In the March 2009 survey, we received responses from 224,749,695 sites. This has brought the total up by more than 9 million sites, with QQ and Microsoft making the most significant contributions. Apache remains in the lead with a total of 104 million sites, while Microsoft-IIS's gain of 3.3 million sites (mostly consisting of new Windows Live blogs) brings its total up to 66 million.
After storming into the survey last month, this month sees QQ gain a further 8.9 million sites. QQ now hosts nearly 29 million Qzone sites under the qzone.qq.com domain, all of which are served by its own QZHTTP server. Little is known about this server, although people have noticed a similarity that suggests QZHTTP may be a customised version of thttpd.

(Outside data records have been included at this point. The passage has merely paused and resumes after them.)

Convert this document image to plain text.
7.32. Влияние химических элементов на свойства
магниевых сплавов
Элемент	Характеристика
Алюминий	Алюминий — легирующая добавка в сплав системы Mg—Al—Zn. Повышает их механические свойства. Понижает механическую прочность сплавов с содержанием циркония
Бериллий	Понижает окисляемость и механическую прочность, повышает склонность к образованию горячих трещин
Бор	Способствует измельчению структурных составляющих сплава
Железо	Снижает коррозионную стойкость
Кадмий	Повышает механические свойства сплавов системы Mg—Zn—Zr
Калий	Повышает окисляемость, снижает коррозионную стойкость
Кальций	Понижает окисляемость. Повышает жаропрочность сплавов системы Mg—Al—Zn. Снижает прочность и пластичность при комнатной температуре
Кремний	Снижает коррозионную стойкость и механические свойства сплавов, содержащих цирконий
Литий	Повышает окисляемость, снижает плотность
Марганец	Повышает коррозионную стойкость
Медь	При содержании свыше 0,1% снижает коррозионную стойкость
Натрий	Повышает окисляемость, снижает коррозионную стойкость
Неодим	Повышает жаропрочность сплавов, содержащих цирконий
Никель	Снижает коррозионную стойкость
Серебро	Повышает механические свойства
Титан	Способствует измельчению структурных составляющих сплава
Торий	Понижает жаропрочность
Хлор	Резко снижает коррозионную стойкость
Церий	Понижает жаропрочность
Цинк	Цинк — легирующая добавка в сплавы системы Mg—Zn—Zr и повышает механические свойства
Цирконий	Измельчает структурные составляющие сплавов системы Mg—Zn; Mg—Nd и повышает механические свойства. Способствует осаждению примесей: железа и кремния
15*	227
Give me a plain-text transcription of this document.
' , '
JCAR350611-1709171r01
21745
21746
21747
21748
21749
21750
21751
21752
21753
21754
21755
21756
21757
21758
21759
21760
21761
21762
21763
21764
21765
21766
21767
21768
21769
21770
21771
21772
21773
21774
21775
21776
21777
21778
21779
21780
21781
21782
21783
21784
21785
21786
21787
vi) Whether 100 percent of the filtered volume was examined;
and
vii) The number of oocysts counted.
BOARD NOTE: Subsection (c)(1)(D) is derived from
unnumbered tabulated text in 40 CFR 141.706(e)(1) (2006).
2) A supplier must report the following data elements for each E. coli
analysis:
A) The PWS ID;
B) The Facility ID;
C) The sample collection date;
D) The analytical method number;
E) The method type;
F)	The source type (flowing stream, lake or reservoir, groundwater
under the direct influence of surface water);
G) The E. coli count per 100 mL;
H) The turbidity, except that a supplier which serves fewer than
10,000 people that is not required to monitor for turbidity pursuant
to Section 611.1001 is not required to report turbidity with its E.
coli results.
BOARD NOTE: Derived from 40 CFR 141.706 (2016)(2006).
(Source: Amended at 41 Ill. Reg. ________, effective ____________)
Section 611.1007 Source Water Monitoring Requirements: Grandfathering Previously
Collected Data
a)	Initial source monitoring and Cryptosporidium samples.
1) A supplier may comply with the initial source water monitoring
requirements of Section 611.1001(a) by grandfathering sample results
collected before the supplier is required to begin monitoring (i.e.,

Although it is generally uncommon for websites to use fake Server headers, there are some cases that stand out more than others. One relatively prevalent example is ZX_Spectrum/1997 (Sinclair_BASIC), which is used by a Russian company to serve 0.02% of the world's websites. The ZX Spectrum was an 8-bit personal home computer released in 1982, but it was discontinued two years before the World Wide Web even existed.
With almost a quarter of a billion websites found by this months survey, it is timely to show which web servers run the busiest sites on the web.
Using traffic data compiled by aggregating visits from the Netcraft Toolbar community, we have determined the web servers used by the million busiest websites on the Internet. Examining a fixed number of high traffic sites produces a less volatile view which is uninfluenced by parked domains or the majority of personal sites, shared hosting accounts and blogs.
The clear leader amongst web servers used by the million busiest websites is Apache with a 66% share. It has a 47% lead over its closest competitor, Microsoft-IIS, much greater than on the web as a whole.